The sugar syrups are produced in Canada from U.S. or Mexico ingredients and foreign (non-NAFTA party) ingredients. As such, the production in Canada must cause the non-originating ingredients to meet the requisite tariff shift rule set forth in GN 12(t). As the sugar syrups at issue are classified in subheading 1702.90.9000, HTSUS, the applicable tariff shift rule is “A change to headings 1701 through 1703 from any other chapter.”
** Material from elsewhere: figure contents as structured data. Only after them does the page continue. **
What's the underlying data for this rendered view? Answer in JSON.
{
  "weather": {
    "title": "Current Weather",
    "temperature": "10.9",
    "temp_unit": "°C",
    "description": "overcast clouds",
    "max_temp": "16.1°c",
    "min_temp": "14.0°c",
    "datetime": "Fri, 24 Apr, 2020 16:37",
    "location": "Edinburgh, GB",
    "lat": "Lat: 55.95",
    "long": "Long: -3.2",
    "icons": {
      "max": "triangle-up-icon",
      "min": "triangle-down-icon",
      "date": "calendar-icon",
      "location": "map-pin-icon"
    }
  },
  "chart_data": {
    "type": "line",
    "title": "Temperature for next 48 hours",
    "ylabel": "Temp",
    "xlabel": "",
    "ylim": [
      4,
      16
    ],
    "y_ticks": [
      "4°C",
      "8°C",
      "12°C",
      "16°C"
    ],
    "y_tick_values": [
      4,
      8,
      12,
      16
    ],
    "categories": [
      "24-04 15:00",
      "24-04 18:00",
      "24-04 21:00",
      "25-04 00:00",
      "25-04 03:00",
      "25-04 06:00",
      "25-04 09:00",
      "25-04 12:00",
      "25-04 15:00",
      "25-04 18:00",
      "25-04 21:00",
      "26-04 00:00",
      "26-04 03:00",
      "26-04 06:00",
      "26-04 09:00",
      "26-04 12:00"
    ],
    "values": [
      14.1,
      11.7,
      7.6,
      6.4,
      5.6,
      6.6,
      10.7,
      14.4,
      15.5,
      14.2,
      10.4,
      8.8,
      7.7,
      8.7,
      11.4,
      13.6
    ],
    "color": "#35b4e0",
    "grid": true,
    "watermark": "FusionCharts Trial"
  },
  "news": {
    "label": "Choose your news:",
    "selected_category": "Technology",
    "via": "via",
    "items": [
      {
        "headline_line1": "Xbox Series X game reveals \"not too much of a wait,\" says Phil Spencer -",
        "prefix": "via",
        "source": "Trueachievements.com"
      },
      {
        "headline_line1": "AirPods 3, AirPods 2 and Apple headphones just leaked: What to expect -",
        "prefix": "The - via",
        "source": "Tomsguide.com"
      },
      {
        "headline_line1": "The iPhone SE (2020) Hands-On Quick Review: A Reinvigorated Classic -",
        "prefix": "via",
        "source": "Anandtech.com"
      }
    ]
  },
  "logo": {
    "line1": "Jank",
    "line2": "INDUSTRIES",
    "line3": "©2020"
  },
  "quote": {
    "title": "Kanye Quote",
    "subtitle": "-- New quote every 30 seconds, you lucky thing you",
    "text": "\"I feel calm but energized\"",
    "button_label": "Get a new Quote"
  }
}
The raw cane sugar used in producing both syrups includes raw cane sugar originating from non-NAFTA parties, i.e., Brazil, Guatemala, Costa Rica, Honduras, El Salvador or Nicaragua. Raw cane sugar is classified in heading 1701, HTSUS, which provides for “Cane or beet sugar and chemically pure sucrose, in solid form.” As the finished sugar syrups are classified in heading 1702, HTSUS, and the non-originating raw cane sugar is classified in 1701, HTSUS, the non-originating raw cane sugar fails to meet the requisite tariff shift and the finished sugar syrups do not qualify for preferential tariff treatment under the NAFTA.

HOLDING:

The sugar syrups described herein do not qualify for preferential tariff treatment under the NAFTA. NY N271047, dated June 23, 2016, is hereby modified in accordance with this decision. In accordance with 19 U.S.C. § 1625(c), this ruling will become effective 60 days after its publication in the Customs Bulletin.